Last week, in this NewsBusters post, we took issue with the anti-Catholicism in an August 5, 2006, column from Los Angeles Times media critic Tim Rutten. In an especially ugly and vitriolic piece, Rutten capitalized on the arrest of Mel Gibson to imply that orthodox Christians and supporters of Gibson's The Passion of the Christ film were anti-Semitic. Rutten's column builds the case that anti-Christian and anti-Catholic prejudice is alive and well at the Los Angeles Times.
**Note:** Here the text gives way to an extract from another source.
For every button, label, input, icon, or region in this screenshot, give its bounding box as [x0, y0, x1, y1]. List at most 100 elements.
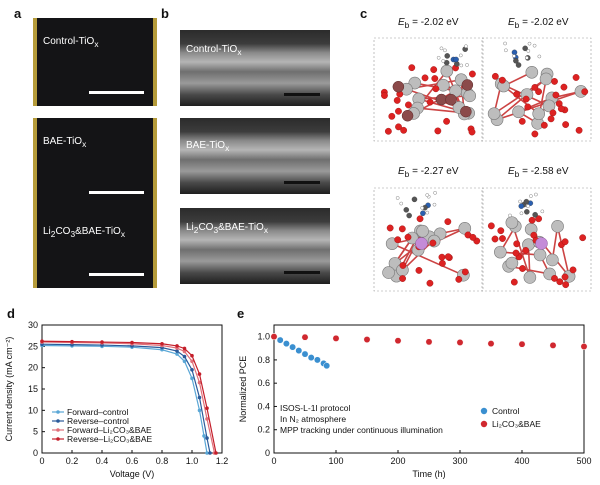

Yesterday (Saturday, August 12, 2006), the Times published four readers' letters in response to Rutten's article. Of course, as is customary with articles that voice "acceptable" views at the Times, the majority of the published letters defended Rutten and his hate. However, the Times did allow one dissenting letter to be published. A Thomas McCambridge from Thousand Oaks, California (?), properly nailed Rutten for his "historical ignorance", "theological naivete," and anti-Catholicism. Here's the letter (emphasis mine):

TIM RUTTEN'S characterization of pre-Second Vatican Council Catholicism as a "fetid theological swamp" and of latter-day attempts to maintain orthodox Catholicism as tantamount to systematic anti-Semitism demonstrates historical ignorance and theological naiveté. Worse, it manifests a powerful anti-Catholicism. If such blatant calumnies had been written about Jews, African Americans, women, Latinos or Muslims, the public outrage would be enormous. But anti-Catholicism is the socially approved bigotry and so need never apologize or atone.

THOMAS R. MCCAMBRIDGE
Thousand Oaks

Well said, sir! But, again: Three letters defended Rutten's bigotry. Yet let's hope that McCambridge's letter reached some honest-eared folks at the Times in such a way that they will turn away from their "socially approved bigotry."